01. … dass rechts von Hugo Müller-Vogg noch viel Platz bis zur Wand ist?

Als es nach der Berlin-Wahl darum ging, welche Partei wo genau im Abgeordnetenhaus sitzen wird, wehrten sich die Piraten zunächst, die frei gewordenen Plätze der FDP einzunehmen: Rechts außen zu sitzen, noch weiter rechts als die CDU? Niemals! Zwischen den Grünen und den Linken, als Puffer zwischen Rot und Grün oder ganz links außen: Überall würden sie lieber sitzen als dort, wo rechts von ihnen nur noch die Wand ist.
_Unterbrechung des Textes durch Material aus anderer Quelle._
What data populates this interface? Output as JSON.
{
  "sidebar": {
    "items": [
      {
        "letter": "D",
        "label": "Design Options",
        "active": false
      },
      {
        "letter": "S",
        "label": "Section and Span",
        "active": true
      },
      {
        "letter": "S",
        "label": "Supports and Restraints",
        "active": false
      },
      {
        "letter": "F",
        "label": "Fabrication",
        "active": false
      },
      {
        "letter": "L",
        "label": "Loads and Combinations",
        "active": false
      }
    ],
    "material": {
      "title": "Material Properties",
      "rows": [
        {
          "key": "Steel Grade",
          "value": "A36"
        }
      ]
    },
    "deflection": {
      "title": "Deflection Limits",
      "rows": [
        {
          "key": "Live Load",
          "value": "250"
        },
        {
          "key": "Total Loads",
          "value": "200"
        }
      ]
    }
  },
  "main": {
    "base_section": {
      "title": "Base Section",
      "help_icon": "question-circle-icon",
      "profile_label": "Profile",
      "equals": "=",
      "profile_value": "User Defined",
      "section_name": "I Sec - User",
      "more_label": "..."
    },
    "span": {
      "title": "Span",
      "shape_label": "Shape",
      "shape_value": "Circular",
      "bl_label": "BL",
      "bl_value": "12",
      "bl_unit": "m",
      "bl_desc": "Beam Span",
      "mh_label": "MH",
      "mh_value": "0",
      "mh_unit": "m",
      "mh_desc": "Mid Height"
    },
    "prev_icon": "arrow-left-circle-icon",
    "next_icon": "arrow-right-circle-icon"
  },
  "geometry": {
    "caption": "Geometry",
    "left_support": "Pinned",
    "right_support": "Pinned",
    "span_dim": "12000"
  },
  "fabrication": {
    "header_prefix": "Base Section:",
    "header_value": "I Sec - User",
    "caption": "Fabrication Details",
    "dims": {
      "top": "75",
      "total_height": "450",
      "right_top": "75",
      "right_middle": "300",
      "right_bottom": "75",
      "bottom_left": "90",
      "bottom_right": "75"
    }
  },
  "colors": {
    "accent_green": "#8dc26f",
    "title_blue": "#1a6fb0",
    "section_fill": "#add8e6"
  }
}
„Rechts neben uns ist nur noch die Wand“, das Zitat stammt von Franz Josef Strauß. Nicht jedoch von Hugo Müller-Vogg, dem es die „taz“ im Februar 2001 in den Mund schob: „Merken Sie sich eins, rechts von mir ist nur noch die Wand.“ Mehr als zehn Jahre ist das her. Doch erst jetzt hat ein Gericht geurteilt, dass die „taz“ dies nicht mehr verbreiten darf.

Als der „taz“-Artikel erschien, war Müller-Vogg gerade als Herausgeber der „Frankfurter Allgemeinen Zeitung“ geschasst worden. Von Indiskretionen und Vertrauensbruch war die Rede, aber auch davon, dass politische Gründe eine Rolle gespielt hätten und der konservative Müller-Vogg der FAZ zu unbequem geworden sei. Heute ist Müller-Vogg Kolumnist von „Bild“ und „Super Illu“.

Die „taz“ jedenfalls schrieb damals über politische Gründe und beharrte auf dieser Sicht auch dann noch, als die FAZ dagegen vorging. Die „taz“ setzte sich durch, was Müller-Vogg freute. Sechs Jahre später wurde der Satz „Rechts neben mir ist nur noch die Wand“ erneut veröffentlicht. Das Buch heißt „Nervöse Zone“, handelt von Politik und Journalismus in der Berliner Republik und stammt von Lutz Hachmeister.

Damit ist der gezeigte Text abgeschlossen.